## Physics for Scientists and Engineers: A Strategic Approach with Modern Physics (3rd Edition)

We first find the initial speed of the jump on the earth. $v^2 = v_0^2+2gy$ $v_0^2= 0 - 2gy$ $v_0 = \sqrt{-(2)(-9.80~m/s^2)(0.50~m)}$ $v_0 = 3.13~m/s$ We then find an expression for the initial kinetic energy when jumping on the earth. Let $M_p$ be the person's mass. $K_0 = \frac{1}{2}M_p~v_0^2$ Note that on the asteroid, the initial kinetic energy will be the same.

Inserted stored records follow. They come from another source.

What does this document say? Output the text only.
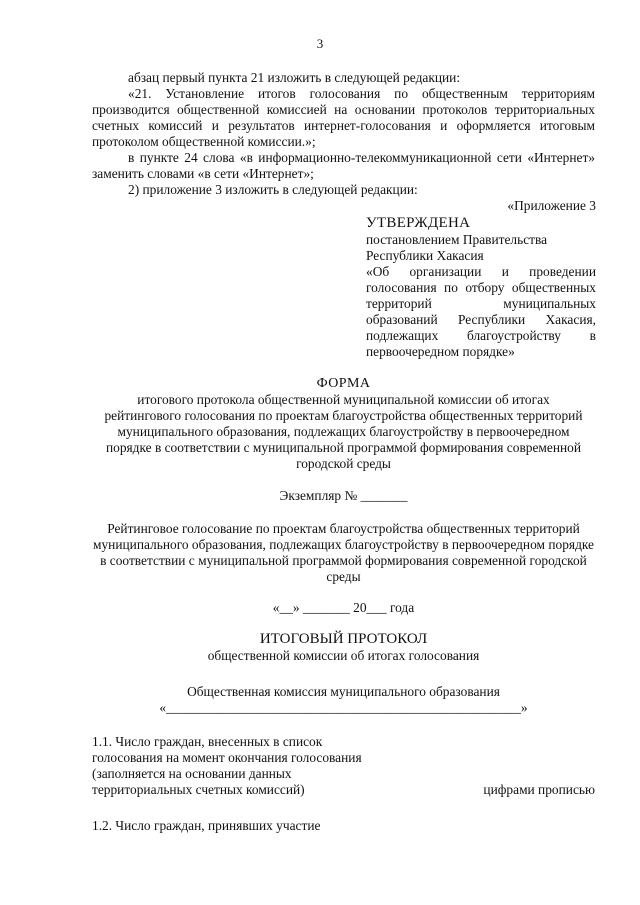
3

абзац первый пункта 21 изложить в следующей редакции:

«21. Установление итогов голосования по общественным территориям производится общественной комиссией на основании протоколов территориальных счетных комиссий и результатов интернет-голосования и оформляется итоговым протоколом общественной комиссии.»;

в пункте 24 слова «в информационно-телекоммуникационной сети «Интернет» заменить словами «в сети «Интернет»;

2) приложение 3 изложить в следующей редакции:

«Приложение 3
УТВЕРЖДЕНА
постановлением Правительства
Республики Хакасия
«Об организации и проведении голосования по отбору общественных территорий муниципальных образований Республики Хакасия, подлежащих благоустройству в первоочередном порядке»
ФОРМА
итогового протокола общественной муниципальной комиссии об итогах рейтингового голосования по проектам благоустройства общественных территорий муниципального образования, подлежащих благоустройству в первоочередном порядке в соответствии с муниципальной программой формирования современной городской среды
Экземпляр № _______
Рейтинговое голосование по проектам благоустройства общественных территорий муниципального образования, подлежащих благоустройству в первоочередном порядке в соответствии с муниципальной программой формирования современной городской среды
«__» _______ 20___ года
ИТОГОВЫЙ ПРОТОКОЛ
общественной комиссии об итогах голосования
Общественная комиссия муниципального образования
«_____________________________________________________»
1.1. Число граждан, внесенных в список
голосования на момент окончания голосования
(заполняется на основании данных
территориальных счетных комиссий)	цифрами прописью
1.2. Число граждан, принявших участие
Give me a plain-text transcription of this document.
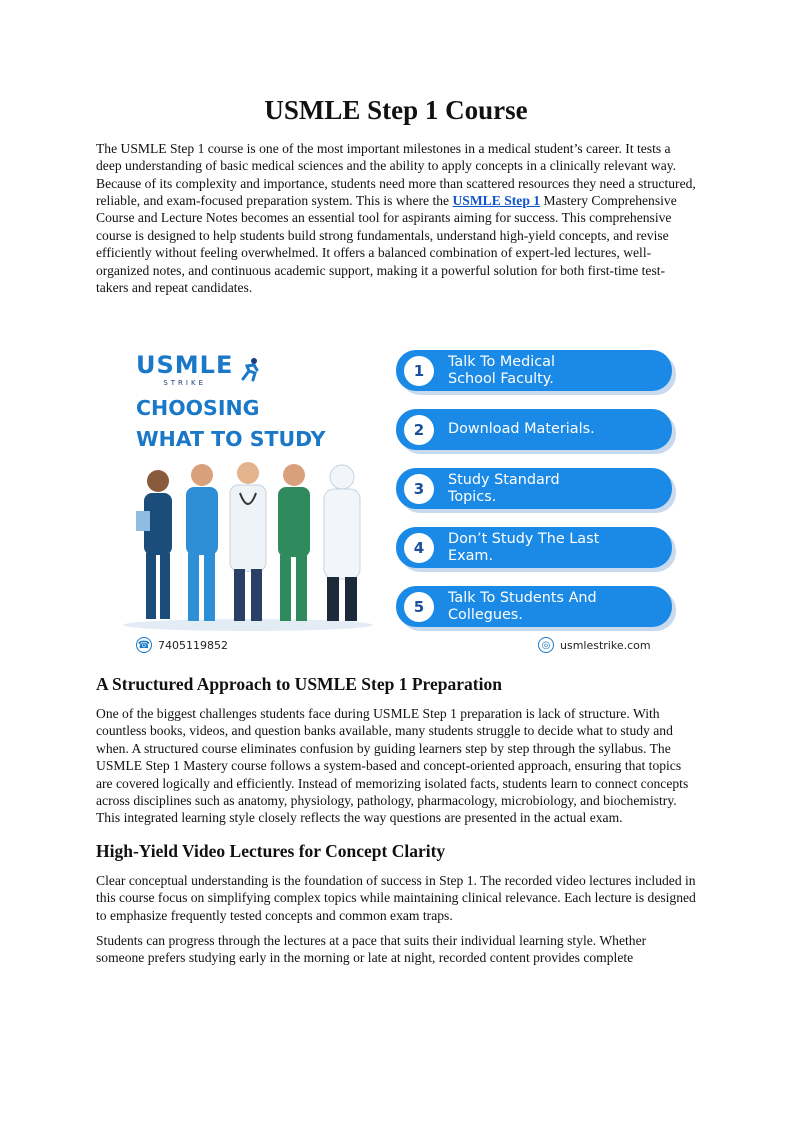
USMLE Step 1 Course

The USMLE Step 1 course is one of the most important milestones in a medical student’s career. It tests a deep understanding of basic medical sciences and the ability to apply concepts in a clinically relevant way. Because of its complexity and importance, students need more than scattered resources they need a structured, reliable, and exam-focused preparation system. This is where the USMLE Step 1 Mastery Comprehensive Course and Lecture Notes becomes an essential tool for aspirants aiming for success. This comprehensive course is designed to help students build strong fundamentals, understand high-yield concepts, and revise efficiently without feeling overwhelmed. It offers a balanced combination of expert-led lectures, well-organized notes, and continuous academic support, making it a powerful solution for both first-time test-takers and repeat candidates.

USMLE
STRIKE
CHOOSING
WHAT TO STUDY
1	Talk To Medical
School Faculty.
2	Download Materials.
3	Study Standard
Topics.
4	Don’t Study The Last
Exam.
5	Talk To Students And
Collegues.
☎ 7405119852	◎ usmlestrike.com
A Structured Approach to USMLE Step 1 Preparation

One of the biggest challenges students face during USMLE Step 1 preparation is lack of structure. With countless books, videos, and question banks available, many students struggle to decide what to study and when. A structured course eliminates confusion by guiding learners step by step through the syllabus. The USMLE Step 1 Mastery course follows a system-based and concept-oriented approach, ensuring that topics are covered logically and efficiently. Instead of memorizing isolated facts, students learn to connect concepts across disciplines such as anatomy, physiology, pathology, pharmacology, microbiology, and biochemistry. This integrated learning style closely reflects the way questions are presented in the actual exam.

High-Yield Video Lectures for Concept Clarity

Clear conceptual understanding is the foundation of success in Step 1. The recorded video lectures included in this course focus on simplifying complex topics while maintaining clinical relevance. Each lecture is designed to emphasize frequently tested concepts and common exam traps.

Students can progress through the lectures at a pace that suits their individual learning style. Whether someone prefers studying early in the morning or late at night, recorded content provides complete
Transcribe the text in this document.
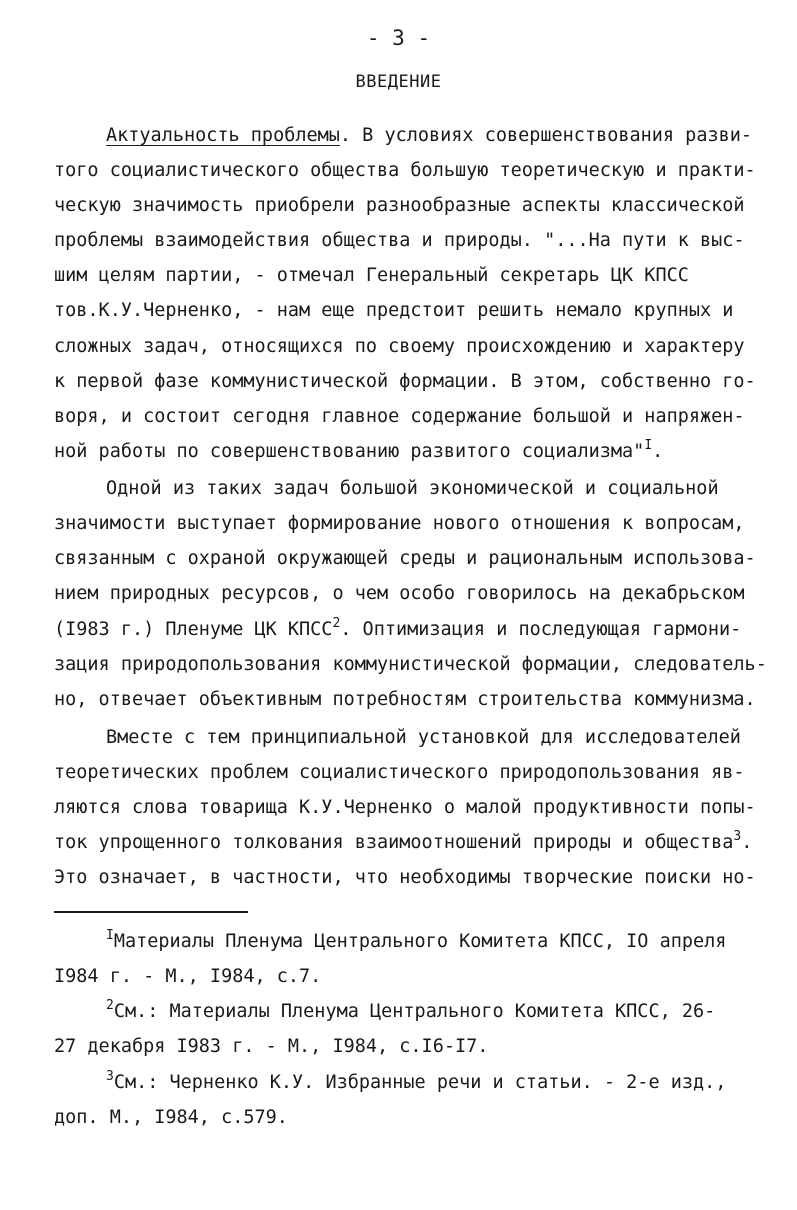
- 3 -
ВВЕДЕНИЕ
Актуальность проблемы. В условиях совершенствования разви-
того социалистического общества большую теоретическую и практи-
ческую значимость приобрели разнообразные аспекты классической
проблемы взаимодействия общества и природы. "...На пути к выс-
шим целям партии, - отмечал Генеральный секретарь ЦК КПСС
тов.К.У.Черненко, - нам еще предстоит решить немало крупных и
сложных задач, относящихся по своему происхождению и характеру
к первой фазе коммунистической формации. В этом, собственно го-
воря, и состоит сегодня главное содержание большой и напряжен-
ной работы по совершенствованию развитого социализма"$^I$.
Одной из таких задач большой экономической и социальной
значимости выступает формирование нового отношения к вопросам,
связанным с охраной окружающей среды и рациональным использова-
нием природных ресурсов, о чем особо говорилось на декабрьском
(I983 г.) Пленуме ЦК КПСС$^2$. Оптимизация и последующая гармони-
зация природопользования коммунистической формации, следователь-
но, отвечает объективным потребностям строительства коммунизма.
Вместе с тем принципиальной установкой для исследователей
теоретических проблем социалистического природопользования яв-
ляются слова товарища К.У.Черненко о малой продуктивности попы-
ток упрощенного толкования взаимоотношений природы и общества$^3$.
Это означает, в частности, что необходимы творческие поиски но-
$^I$Материалы Пленума Центрального Комитета КПСС, IО апреля
I984 г. - М., I984, с.7.
$^2$См.: Материалы Пленума Центрального Комитета КПСС, 26-
27 декабря I983 г. - М., I984, с.I6-I7.
$^3$См.: Черненко К.У. Избранные речи и статьи. - 2-е изд.,
доп. М., I984, с.579.
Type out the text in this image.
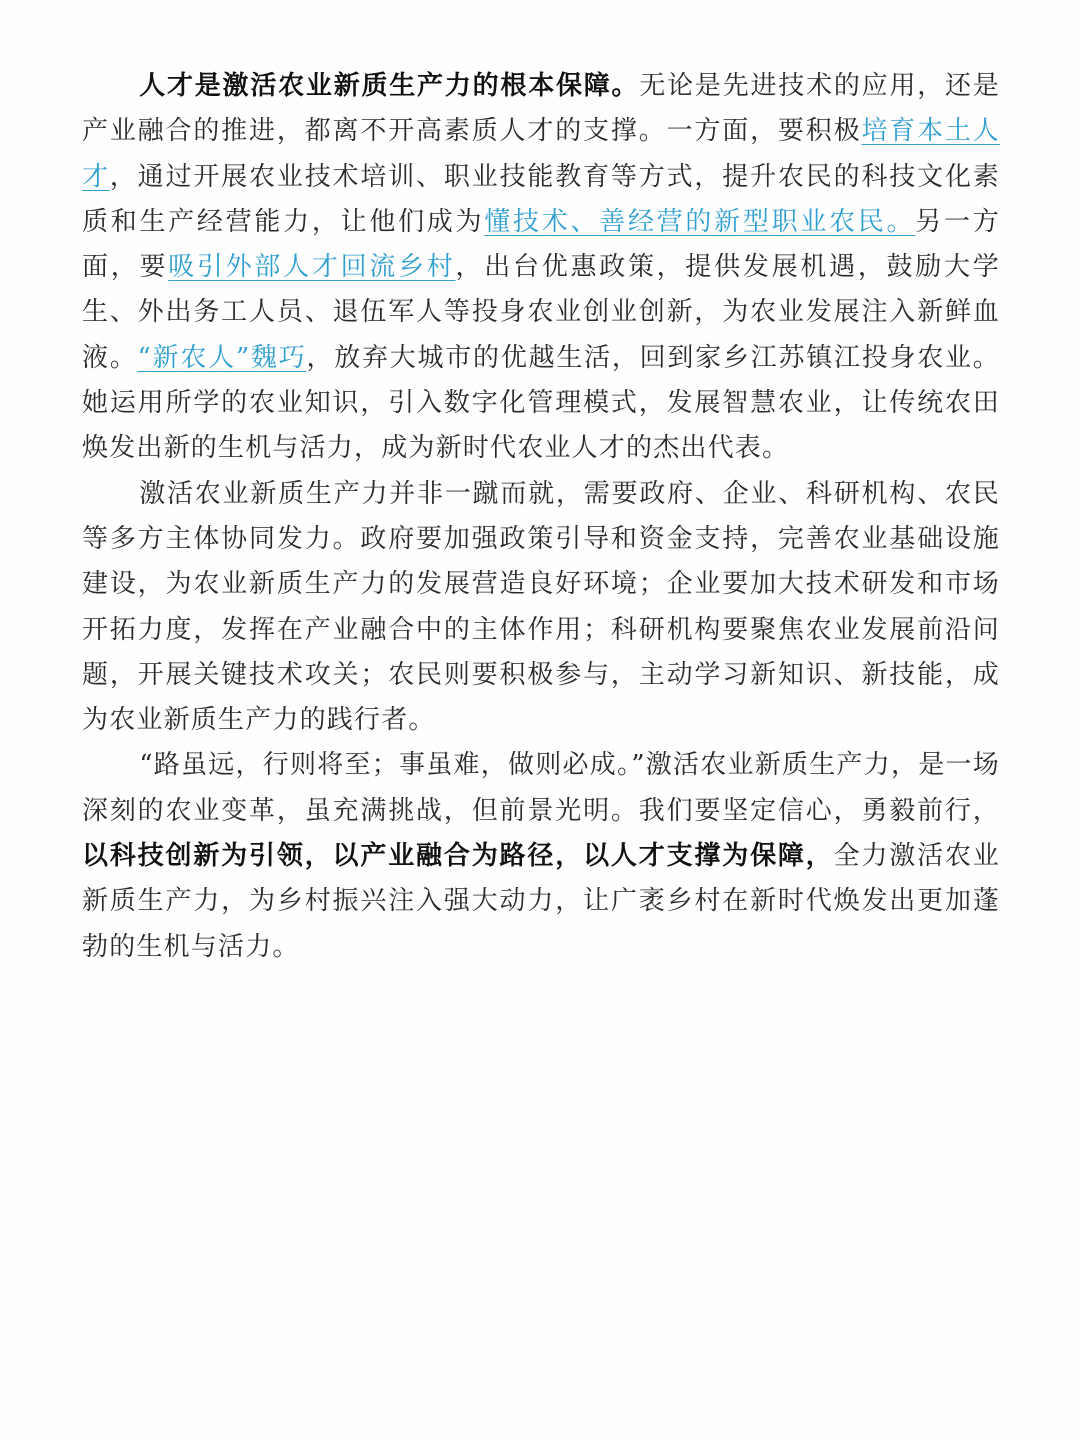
人才是激活农业新质生产力的根本保障。无论是先进技术的应用，还是产业融合的推进，都离不开高素质人才的支撑。一方面，要积极培育本土人才，通过开展农业技术培训、职业技能教育等方式，提升农民的科技文化素质和生产经营能力，让他们成为懂技术、善经营的新型职业农民。另一方面，要吸引外部人才回流乡村，出台优惠政策，提供发展机遇，鼓励大学生、外出务工人员、退伍军人等投身农业创业创新，为农业发展注入新鲜血液。“新农人”魏巧，放弃大城市的优越生活，回到家乡江苏镇江投身农业。她运用所学的农业知识，引入数字化管理模式，发展智慧农业，让传统农田焕发出新的生机与活力，成为新时代农业人才的杰出代表。

激活农业新质生产力并非一蹴而就，需要政府、企业、科研机构、农民等多方主体协同发力。政府要加强政策引导和资金支持，完善农业基础设施建设，为农业新质生产力的发展营造良好环境；企业要加大技术研发和市场开拓力度，发挥在产业融合中的主体作用；科研机构要聚焦农业发展前沿问题，开展关键技术攻关；农民则要积极参与，主动学习新知识、新技能，成为农业新质生产力的践行者。

“路虽远，行则将至；事虽难，做则必成。”激活农业新质生产力，是一场深刻的农业变革，虽充满挑战，但前景光明。我们要坚定信心，勇毅前行，以科技创新为引领，以产业融合为路径，以人才支撑为保障，全力激活农业新质生产力，为乡村振兴注入强大动力，让广袤乡村在新时代焕发出更加蓬勃的生机与活力。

We can find the total energy in the system. Let $M_a$ be the asteroid's mass. $E = K_0+U_0$ $E = \frac{1}{2}M_p~v_0^2-\frac{G~M_a~M_p}{R}$ $E = \frac{1}{2}M_p~(3.13~m/s)^2-\frac{(6.67\times 10^{-11}~m^3/kg~s^2)(1.0\times 10^{14}~kg)~M_p}{2000~m}$ $E = (4.90~m^2/s^2)~M_p-(3.34~m^2/s^2)~M_p$ $E = (1.56~M_p)~J$ Since the total energy in the system is positive, the person will be able to escape from the asteroid.